To unsubscribe from this group and stop receiving emails from it, send an email 
to dspace-tech+unsubscr...@googlegroups.com.
To post to this group, send email to dspace-tech@googlegroups.com.
Visit this group at https://groups.google.com/group/dspace-tech.
For more options, visit https://groups.google.com/d/optout.


[dspace-tech] Re: Topic for a future DCAT call: "Future of the fileformat registry"

2017-03-02 Thread Bram Luyten
Pauline sent a followup on this that hadn't made it to the list yet:

Thanks very much Bram. Those sound like functions that would be a great 
help to us. I have just been training two new colleagues to check and 
approve submissions, which has made me think a bit about some DSpace 
functionality and documentation.


I would also love to see these improvements re the file format registry:


 1. The file format registry should be searchable; whereas currently the 
descriptive information and list of file format extensions is hidden, such 
that the user has to click on each format to see which file extensions it 
is linked to. We currently have 343 formats, with a further five or so 
we're preparing to add, so that is a lot of clicking around.


 2. When viewing the list of bitstreams in a submitted item, the system 
should provide a link to (or a tool-tip containing) the file format name 
and description. For example we've recorded .mat as a file extension of a 
format we call "Matlab". But when my trainee colleague examines a 
submission containing .mat files, all DSpace shows him as format 
information is "Text" because that is the MIME type we have recorded for 
that file type. He found this confusing. And when we looked at the file 
format registry to get some more information on this mysterious .mat 
extension, of course a Ctrl-F to Find "mat" in the page which lists our 343 
formats produced many spurious matches because it hit every occurrence of 
the word "information". Whereas a Ctrl-F to find ".mat" produced no hits 
because that did not match the *name* of the format, 'Matlab'. So the 
registry was effectively useless. If the registry was more easily 
searchable, it would be more worthwhile for us to use it to record 
information in it.


 3. When viewing the list of bitstreams on the full item view of a deposit, 
a user should be provided with a link to (or a tool-tip containing) the 
file format name and description. If this were the case, we could record 
information in our file format registry that would help users to read and 
process data in formats unfamiliar to them.

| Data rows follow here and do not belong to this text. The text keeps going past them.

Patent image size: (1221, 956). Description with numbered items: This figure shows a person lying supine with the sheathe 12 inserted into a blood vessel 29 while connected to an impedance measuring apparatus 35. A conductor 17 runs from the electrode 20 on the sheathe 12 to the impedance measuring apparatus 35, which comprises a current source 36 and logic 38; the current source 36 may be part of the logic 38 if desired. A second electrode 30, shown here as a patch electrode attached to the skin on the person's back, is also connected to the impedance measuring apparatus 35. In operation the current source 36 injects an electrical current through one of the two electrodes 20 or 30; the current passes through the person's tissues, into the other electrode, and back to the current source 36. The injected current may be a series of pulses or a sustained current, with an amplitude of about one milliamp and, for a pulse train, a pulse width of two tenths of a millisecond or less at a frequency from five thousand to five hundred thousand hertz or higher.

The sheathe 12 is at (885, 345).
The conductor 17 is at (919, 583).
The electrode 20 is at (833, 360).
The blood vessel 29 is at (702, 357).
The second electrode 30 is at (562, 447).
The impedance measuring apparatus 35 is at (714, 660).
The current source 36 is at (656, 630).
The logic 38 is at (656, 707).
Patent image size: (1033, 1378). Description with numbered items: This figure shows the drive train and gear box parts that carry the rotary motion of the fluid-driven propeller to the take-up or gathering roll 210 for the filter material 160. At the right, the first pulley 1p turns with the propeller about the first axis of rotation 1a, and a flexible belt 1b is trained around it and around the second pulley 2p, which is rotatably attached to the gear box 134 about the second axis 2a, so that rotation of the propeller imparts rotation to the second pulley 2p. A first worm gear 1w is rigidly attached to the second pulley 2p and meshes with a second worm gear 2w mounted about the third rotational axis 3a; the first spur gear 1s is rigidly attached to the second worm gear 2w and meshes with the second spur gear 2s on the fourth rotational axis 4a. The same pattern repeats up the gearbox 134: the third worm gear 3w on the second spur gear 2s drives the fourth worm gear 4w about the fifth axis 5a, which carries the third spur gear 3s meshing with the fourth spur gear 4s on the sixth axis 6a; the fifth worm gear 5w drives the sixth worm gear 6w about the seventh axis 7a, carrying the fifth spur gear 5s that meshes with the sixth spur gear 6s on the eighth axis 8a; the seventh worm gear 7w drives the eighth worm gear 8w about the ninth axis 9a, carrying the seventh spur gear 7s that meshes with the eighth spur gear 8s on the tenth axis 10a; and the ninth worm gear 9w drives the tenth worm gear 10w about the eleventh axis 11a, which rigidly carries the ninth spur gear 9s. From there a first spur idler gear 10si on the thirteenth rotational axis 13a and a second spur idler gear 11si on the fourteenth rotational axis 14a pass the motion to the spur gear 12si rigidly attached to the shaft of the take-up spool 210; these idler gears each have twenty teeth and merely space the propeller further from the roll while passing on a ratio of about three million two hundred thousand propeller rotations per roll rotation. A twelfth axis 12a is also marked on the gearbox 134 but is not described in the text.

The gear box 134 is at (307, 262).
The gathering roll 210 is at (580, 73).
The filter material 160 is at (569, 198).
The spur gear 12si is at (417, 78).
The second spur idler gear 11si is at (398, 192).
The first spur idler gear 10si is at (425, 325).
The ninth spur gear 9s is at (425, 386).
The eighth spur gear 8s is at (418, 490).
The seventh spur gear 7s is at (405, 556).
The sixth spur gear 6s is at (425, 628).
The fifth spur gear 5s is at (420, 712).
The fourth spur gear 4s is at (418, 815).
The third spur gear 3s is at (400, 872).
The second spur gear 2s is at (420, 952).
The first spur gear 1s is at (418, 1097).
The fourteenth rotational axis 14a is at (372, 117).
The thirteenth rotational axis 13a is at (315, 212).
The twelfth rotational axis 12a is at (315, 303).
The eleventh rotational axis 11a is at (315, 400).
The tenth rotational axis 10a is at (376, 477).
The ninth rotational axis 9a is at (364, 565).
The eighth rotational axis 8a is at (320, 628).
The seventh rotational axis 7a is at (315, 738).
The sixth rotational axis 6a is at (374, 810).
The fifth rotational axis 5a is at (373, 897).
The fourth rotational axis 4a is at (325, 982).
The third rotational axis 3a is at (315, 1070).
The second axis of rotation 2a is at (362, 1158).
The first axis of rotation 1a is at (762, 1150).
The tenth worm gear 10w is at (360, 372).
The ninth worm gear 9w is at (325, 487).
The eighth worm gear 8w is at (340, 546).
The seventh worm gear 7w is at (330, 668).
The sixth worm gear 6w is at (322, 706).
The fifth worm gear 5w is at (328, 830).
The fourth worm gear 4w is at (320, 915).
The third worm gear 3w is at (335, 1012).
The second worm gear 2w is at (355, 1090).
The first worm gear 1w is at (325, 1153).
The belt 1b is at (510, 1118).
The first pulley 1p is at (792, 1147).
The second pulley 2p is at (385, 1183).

On Saturday, 18 February 2017 13:44:45 UTC+1, Bram Luyten wrote:
>
> Hi Pauline,
>
> your suggestion merits its own thread.
>
> I definitely agree that the file format registry, and broader, the digital 
> preservation capabilities of DSpace deserve more attention and improvement. 
>
> The fact that we're currently only looking at file extension and that we 
> haven't hooked in something like DROID or PRONOM for more solid file format 
> identification is also a blind spot.
>
> Would be curious to see what your biggest issues and suggestions are for 
> the file format registry.
>
> thanks,
>
> Bram
>
>
> [image: logo] Bram Luyten
> 250-B Suite 3A, Lucius Gordon Drive, West Henrietta, NY 14586
> Esperantolaan 4, Heverlee 3001, Belgium
> atmire.com 
> 
>
> On 18 February 2017 at 13:19, WARD Pauline  wrote:
>
>> It's not a pressing issue for us at Edinburgh.
>>
>>
>> I think actually the File Format Registry could be made much more 
>> functional (compared to how it works in v5.2), much more useful both for 
>> curators, depositors and especially end-users. Of course, I'm running a 
>> research *data* repository, so new file formats generate a lot of work for 
>> us. There's been an acceleration of the appearance of new file formats I 
>> think, certainly in the deposits we're receiving. 
>>
>>
>> But maybe colleagues running publication repositories would be less 
>> interested in that...? Should I just maybe draft up some suggestions into 
>> use cases? Or, Bram, do you know, is the file format registry an area that 
>> has been improved in v6? Thanks very much.
>>
>>
>> :p
>>
>>
>> Pauline Ward
>>
>> Research Data Service Assistant
>>
>> University of Edinburgh
>>
>> Argyle House, 3 Lady Lawson St, Edinburgh
>>
>> tel: 0131 651 5277
>>
>> @PaulineData 
>>
>> The University of Edinburgh is a charitable body, registered in Scotland, 
>> with registration number SC005336.
>>
>>
>> --
>>
>>  
>> Hi, 
>>
>> apologies for cross posting but though this would be of interest to the 
>> different lists.
>>
>> Because this could be a relatively technical topic, I wanted to see if 
>> there's an interest to dedicate one of the next DCAT calls to DSpace 
>> performance:
>>
>> - are your pages loading fast enough?
>> - are you suffering from downtime and how are you dealing with this?
>> - which performance related JIRA tickets are out there and should we 
>> raise attention to them?
>> - Show & tell of approaches, for example, 
>> https://wiki.duraspace.org/display/~terrywbrady/Using+New+Relic+to+Monitor+XMLUI
>>
>> What do you think? Too technical? Relevant? Should we schedule it?
>>
>> cheers,
>>
>> Bram
>>
>> [image: logo] Bram Luyten
>> 250-B Suite 3A, Lucius Gordon Drive, Wes

Re: [dspace-tech] Integrating LCSH as a controlled vocabulary for the subject field

2017-03-02 Thread Tim Donohue
Hi,

We are not legally allowed to redistribute LCSH with DSpace out-of-the-box.
This is why DSpace only supports specific vocabularies by default (like
SRSC), as some vocabularies cannot be redistributed within other software.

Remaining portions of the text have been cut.